The province also said the site is "popular with other users for camping, fishing and other recreational activities." For the Métis Nation-Saskatchewan, Durocher's case raises concerns about the priority of recreational use over traditional land use.
Second trapper's cabin removed
A second trapper's cabin was recently removed from the north shore of Dore Lake. It belonged to Travis Laliberte, a Métis trapper from Beauval who's now unsure if he'll be able to have a cabin ever again.
"I feel that not being able to ever have a trappers cabin now is like taking one of my Aboriginal rights away," he said in an emailed statement to CBC.
Laliberte said his original lease application was denied three years ago, because it was too close to the beach. He said he chose a different spot on a map — about 500 metres from the beach — and was approved. However, he said that when he saw that location in-person the land seemed unsuitable, so he built closer to the beach.
It appears that location runs afoul of Crown land guidelines which stipulate cabins must be more than a half-kilometre away from a beach which could serve a recreational purpose.
However, Laliberte says "a guideline that was created without consultation makes me believe it is only in place to benefit the person or people who created it."
Ministry of Environment defends decision
Brant Kirychuk, executive director of the Fish, Wildlife and Lands branch for the ministry, said Laliberte's cabin was indeed built on an unauthorized location on a pristine, sandy beach in a "very, very, very actively used area." He said complaints of the cabin came in "almost immediately."
The local land manager made attempts to help Laliberte choose a new "appropriate" location; "all resulting in non-compliance, so ultimately an order was issued under that Provincial Lands Act," according to Kirychuk.
Kirychuk said anyone who applied to build at the two sites would be denied. He added 100s of traditional resource cabins are approved yearly, but most are located in remote parts of northern Saskatchewan, and therefore face no "conflict."
When asked whether recreational activities were taking precedence over traditional practices, Kirychuk said "traditional rights are to conduct traditional activities: hunt, fish and gather" on Crown land.
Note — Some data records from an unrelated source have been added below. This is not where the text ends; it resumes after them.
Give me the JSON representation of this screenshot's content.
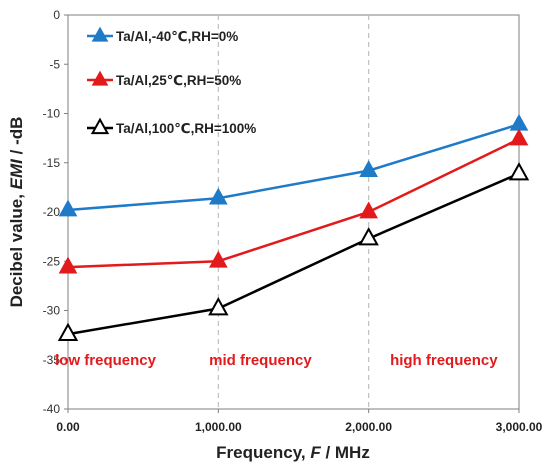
{
  "chart_data": {
    "type": "line",
    "title": "",
    "xlabel": "Frequency, F / MHz",
    "ylabel": "Decibel value, EMI / -dB",
    "xlabel_parts": {
      "pre": "Frequency, ",
      "var": "F",
      "post": " / MHz"
    },
    "ylabel_parts": {
      "pre": "Decibel value, ",
      "var": "EMI",
      "post": " / -dB"
    },
    "x": [
      0,
      1000,
      2000,
      3000
    ],
    "xticks": [
      "0.00",
      "1,000.00",
      "2,000.00",
      "3,000.00"
    ],
    "xlim": [
      0,
      3000
    ],
    "ylim": [
      -40,
      0
    ],
    "yticks": [
      "-40",
      "-35",
      "-30",
      "-25",
      "-20",
      "-15",
      "-10",
      "-5",
      "0"
    ],
    "grid": "vertical dashed lines at 1,000.00 and 2,000.00",
    "legend_position": "top-left",
    "series": [
      {
        "name": "Ta/Al,-40℃,RH=0%",
        "color": "#1f7bc8",
        "marker": "filled-triangle",
        "values": [
          -19.8,
          -18.6,
          -15.8,
          -11.1
        ]
      },
      {
        "name": "Ta/Al,25℃,RH=50%",
        "color": "#e31a1c",
        "marker": "filled-triangle",
        "values": [
          -25.6,
          -25.0,
          -20.0,
          -12.6
        ]
      },
      {
        "name": "Ta/Al,100℃,RH=100%",
        "color": "#000000",
        "marker": "open-triangle",
        "values": [
          -32.4,
          -29.8,
          -22.7,
          -16.1
        ]
      }
    ],
    "annotations": [
      {
        "text": "low frequency",
        "x": 250,
        "y": -35
      },
      {
        "text": "mid frequency",
        "x": 1280,
        "y": -35
      },
      {
        "text": "high frequency",
        "x": 2500,
        "y": -35
      }
    ],
    "annotation_color": "#e31a1c"
  }
}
He added they "consider all users in the area to determine if there is a conflict" when considering disposition.
Leaders says education required
First Nations leaders in the joint statement also argue that "building and maintaining a trapping cabin is reasonably incidental to the Treaty right to trap."
"Erecting a cabin is integral to the traditional method of hunting and trapping," said Brian Hardlotte, PAGC grand chief, in a statement.
"[B]uilding a cabin is protected by Treaty and ... the [Charter of Rights and Freedoms], and I fail to see which authority the province based its decision on removing this cabin," he argued.
The Ministry of Environment said in a statement on Wednesday that Durocher's cabin now belongs to the contractor who removed it, as it was forfeited to the Crown.
Durocher can apply again for a traditional resource use cabin and that Ministry staff are prepared to work with him to find a location they say is OK.
There are no other cabins under removal order by the Provincial Lands Act, at this time.